Le 24 août 1862, le « 290 », le Bahama et l’Agrippina du capitaine McQueen
reprennent de conserve la haute mer en direction de Nassau et de Liverpool tandis
que Semmes procède au baptême du C.S.S. Alabama. La description qu’il donne de
ladite cérémonie ressortit évidemment à la grandiloquence. Revêtus de leur
nouvelle vareuse grise, les marins se seraient agglutinés sur la demi-dunette pendant
que leur commandant, juché sur l’un de ses canons, leur aurait fait lecture de la
commission que le président Jefferson Davis lui a délivrée. Dès la fin de sa tirade,
un matelot affale l’Union Jack (les couleurs britanniques) tandis qu’un autre hisse
celles de la Confédération et qu’un troisième boute le feu à l’une de leurs pièces,
chargée à blanc. Après cette brève cérémonie, quelques officiers entament
l’enrôlement des quatre-vingt-deux gaillards que tente cette aventure. Une solde
nettement supérieure à celle qui a cours dans la plupart des marines marchandes et
la promesse de toucher une part du butin prélevé sur leurs futures prises américaines
les ont convaincus de signer car ils ne se soucient pas de l’avenir de la « Cause ».

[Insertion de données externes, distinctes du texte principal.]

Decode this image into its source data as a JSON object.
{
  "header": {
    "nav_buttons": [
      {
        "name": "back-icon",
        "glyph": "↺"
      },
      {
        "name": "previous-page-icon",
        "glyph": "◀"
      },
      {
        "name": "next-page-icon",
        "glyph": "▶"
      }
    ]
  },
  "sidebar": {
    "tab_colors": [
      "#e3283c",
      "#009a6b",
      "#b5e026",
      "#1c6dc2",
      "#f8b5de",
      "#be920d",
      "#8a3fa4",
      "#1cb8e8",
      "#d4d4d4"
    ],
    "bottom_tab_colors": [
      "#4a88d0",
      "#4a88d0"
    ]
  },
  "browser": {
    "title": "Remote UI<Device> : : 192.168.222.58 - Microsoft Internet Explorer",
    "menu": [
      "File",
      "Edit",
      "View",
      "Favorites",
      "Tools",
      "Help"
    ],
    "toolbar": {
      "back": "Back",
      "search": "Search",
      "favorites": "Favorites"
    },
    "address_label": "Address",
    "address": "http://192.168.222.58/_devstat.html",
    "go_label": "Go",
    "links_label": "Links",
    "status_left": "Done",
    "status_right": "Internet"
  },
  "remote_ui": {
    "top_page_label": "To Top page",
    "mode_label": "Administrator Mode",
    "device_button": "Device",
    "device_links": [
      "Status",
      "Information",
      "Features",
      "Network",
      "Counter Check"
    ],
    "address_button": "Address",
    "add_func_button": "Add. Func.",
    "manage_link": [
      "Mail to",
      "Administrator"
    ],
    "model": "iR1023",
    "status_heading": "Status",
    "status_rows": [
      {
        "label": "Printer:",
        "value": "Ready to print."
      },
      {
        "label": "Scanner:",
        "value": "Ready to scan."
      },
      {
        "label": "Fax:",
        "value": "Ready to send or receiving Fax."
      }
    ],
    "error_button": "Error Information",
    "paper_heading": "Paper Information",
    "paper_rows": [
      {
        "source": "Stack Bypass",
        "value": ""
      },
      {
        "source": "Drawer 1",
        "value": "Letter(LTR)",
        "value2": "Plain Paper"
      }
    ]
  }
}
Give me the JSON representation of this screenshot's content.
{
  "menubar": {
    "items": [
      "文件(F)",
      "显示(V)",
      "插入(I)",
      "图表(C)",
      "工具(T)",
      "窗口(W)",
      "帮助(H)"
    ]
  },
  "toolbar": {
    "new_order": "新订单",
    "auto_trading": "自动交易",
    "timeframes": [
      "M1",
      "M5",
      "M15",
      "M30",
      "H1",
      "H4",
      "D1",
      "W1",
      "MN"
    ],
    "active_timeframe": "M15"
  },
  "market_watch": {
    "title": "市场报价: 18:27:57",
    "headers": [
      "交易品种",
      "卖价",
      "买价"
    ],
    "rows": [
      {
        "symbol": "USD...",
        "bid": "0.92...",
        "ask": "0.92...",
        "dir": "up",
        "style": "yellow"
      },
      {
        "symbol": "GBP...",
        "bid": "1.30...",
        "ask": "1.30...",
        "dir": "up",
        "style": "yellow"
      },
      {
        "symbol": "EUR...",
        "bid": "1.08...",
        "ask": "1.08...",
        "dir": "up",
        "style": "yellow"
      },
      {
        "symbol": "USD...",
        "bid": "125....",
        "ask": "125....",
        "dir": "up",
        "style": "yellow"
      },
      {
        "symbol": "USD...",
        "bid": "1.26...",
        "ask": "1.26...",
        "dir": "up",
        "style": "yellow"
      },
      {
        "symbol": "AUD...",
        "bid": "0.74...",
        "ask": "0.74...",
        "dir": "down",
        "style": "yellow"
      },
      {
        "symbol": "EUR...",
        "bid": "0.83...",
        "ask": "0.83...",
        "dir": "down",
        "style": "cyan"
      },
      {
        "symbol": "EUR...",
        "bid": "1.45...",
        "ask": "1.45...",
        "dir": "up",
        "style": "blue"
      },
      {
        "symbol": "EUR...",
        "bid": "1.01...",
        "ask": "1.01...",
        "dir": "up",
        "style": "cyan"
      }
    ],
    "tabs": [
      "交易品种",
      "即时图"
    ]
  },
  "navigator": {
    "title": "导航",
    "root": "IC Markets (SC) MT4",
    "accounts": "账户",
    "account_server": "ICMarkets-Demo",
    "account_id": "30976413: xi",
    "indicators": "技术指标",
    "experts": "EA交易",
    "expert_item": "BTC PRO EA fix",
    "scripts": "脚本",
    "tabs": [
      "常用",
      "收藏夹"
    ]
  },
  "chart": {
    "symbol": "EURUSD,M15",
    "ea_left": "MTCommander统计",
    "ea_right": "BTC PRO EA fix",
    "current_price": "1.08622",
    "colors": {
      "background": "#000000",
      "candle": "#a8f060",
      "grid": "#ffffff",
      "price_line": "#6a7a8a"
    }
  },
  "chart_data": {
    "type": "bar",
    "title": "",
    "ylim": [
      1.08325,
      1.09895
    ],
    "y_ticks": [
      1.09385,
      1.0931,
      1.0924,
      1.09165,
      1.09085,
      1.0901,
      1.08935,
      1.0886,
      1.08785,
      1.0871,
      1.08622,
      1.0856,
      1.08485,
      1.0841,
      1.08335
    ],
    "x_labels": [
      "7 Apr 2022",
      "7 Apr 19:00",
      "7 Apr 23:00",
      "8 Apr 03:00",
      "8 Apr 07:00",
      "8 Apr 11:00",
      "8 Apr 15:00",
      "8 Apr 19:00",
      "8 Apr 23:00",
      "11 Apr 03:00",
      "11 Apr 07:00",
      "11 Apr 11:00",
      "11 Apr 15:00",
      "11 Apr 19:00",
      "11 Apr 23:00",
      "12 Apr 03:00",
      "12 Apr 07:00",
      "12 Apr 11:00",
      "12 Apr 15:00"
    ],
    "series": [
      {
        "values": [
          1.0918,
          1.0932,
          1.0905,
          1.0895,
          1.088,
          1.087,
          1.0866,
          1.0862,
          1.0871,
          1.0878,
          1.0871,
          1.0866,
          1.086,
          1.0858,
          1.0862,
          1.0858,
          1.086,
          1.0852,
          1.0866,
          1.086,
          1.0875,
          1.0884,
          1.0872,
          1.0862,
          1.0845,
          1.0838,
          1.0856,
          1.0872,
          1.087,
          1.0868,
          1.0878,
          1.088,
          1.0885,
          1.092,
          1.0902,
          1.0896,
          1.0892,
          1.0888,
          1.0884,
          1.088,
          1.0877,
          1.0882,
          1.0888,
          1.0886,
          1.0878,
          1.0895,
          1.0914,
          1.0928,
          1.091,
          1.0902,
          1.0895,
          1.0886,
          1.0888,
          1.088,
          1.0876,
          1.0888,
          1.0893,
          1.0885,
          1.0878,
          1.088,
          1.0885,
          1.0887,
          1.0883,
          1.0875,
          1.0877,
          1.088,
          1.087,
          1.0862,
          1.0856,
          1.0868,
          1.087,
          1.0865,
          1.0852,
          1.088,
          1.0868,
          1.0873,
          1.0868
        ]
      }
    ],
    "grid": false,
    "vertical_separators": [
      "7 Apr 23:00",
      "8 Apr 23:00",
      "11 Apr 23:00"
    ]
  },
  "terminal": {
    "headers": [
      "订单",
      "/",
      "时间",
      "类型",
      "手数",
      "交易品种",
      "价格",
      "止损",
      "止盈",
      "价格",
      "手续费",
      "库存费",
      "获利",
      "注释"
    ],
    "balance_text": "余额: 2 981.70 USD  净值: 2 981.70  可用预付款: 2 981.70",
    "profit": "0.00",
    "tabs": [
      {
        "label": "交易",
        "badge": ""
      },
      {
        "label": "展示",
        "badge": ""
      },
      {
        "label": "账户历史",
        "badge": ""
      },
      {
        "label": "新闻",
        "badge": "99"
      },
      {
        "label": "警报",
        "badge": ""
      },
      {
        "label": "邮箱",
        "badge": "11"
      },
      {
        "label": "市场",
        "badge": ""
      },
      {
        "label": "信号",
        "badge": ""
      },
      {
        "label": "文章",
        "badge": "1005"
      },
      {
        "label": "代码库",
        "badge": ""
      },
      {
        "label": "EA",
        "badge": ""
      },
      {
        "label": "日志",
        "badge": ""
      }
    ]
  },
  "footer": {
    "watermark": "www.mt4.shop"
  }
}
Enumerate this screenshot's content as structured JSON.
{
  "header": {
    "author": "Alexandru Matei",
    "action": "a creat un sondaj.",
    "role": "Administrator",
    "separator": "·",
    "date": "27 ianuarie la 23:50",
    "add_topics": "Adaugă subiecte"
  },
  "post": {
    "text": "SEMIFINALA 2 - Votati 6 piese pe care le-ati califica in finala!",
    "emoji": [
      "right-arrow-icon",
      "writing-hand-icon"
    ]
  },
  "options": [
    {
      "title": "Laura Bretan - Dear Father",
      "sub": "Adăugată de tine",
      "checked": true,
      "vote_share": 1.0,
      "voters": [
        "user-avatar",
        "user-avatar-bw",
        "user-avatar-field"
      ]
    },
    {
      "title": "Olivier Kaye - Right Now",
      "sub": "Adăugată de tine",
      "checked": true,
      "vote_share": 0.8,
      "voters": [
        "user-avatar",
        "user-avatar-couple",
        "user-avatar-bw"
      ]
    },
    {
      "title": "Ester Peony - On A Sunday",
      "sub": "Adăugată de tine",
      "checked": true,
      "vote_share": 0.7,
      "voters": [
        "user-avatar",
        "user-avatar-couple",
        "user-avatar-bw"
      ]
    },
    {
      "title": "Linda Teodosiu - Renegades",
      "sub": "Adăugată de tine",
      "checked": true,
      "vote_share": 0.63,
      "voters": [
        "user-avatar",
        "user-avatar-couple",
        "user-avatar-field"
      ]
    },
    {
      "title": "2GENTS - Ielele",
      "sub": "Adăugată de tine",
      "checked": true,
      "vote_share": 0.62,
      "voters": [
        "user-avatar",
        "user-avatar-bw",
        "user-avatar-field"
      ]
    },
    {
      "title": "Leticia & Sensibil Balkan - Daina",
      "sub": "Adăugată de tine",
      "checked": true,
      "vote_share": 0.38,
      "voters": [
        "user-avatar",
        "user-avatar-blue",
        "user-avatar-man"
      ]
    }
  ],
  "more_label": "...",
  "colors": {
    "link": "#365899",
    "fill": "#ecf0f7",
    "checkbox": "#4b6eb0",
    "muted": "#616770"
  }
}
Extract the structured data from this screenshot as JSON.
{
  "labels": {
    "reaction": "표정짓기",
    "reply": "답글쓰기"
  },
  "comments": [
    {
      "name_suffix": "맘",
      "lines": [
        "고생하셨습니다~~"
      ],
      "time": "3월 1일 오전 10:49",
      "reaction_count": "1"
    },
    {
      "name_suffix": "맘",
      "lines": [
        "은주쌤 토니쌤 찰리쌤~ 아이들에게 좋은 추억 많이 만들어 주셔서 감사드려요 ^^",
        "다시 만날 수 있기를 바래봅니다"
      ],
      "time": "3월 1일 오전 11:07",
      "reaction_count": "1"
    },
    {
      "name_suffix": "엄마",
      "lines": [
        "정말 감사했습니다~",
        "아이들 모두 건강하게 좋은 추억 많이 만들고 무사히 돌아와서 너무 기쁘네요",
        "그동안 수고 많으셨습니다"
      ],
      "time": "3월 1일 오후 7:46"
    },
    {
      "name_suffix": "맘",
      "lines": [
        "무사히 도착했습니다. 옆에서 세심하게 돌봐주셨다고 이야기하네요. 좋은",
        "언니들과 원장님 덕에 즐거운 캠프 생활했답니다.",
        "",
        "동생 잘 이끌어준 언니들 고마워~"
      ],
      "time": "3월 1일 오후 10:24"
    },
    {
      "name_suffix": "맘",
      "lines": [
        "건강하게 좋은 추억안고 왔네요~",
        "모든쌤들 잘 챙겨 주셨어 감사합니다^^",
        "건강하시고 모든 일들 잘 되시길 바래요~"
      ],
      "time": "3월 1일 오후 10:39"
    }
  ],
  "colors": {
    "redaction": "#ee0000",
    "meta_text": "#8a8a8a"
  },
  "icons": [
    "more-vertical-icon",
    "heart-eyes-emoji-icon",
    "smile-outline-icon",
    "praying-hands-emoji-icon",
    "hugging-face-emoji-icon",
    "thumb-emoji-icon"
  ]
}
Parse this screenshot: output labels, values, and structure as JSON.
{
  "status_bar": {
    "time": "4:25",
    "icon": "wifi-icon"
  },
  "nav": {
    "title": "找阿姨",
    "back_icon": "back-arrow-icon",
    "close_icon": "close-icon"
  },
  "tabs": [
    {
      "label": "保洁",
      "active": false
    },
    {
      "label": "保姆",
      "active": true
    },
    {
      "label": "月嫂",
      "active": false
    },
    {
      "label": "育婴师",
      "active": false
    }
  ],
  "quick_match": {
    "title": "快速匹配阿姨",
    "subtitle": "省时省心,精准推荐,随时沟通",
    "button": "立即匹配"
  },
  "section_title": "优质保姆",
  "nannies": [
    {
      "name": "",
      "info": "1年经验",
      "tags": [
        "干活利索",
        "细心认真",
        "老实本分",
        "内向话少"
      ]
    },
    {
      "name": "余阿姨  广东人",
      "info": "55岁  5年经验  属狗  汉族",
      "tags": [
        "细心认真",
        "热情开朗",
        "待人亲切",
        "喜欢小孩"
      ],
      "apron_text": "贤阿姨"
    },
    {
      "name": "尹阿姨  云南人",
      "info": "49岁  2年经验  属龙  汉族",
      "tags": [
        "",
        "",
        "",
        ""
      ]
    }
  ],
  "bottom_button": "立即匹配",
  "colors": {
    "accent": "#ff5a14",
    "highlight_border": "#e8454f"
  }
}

En plus de quelques nouvelles têtes, la plupart des officiers de l’Alabama sont
des anciens du Sumter. Il y a évidemment John McIntosh Kell, son commandant en
second. Né en Géorgie en 1823, Kell entre à dix-sept ans dans l’Académie militaire
des États-Unis (l’Académie navale d’Annapolis n’a pas encore été créée) et
participe à la guerre contre le Mexique. Lorsque son État natal fait sécession, il
démissionne de l’U.S. Navy et s’engage dans les forces navales esclavagistes.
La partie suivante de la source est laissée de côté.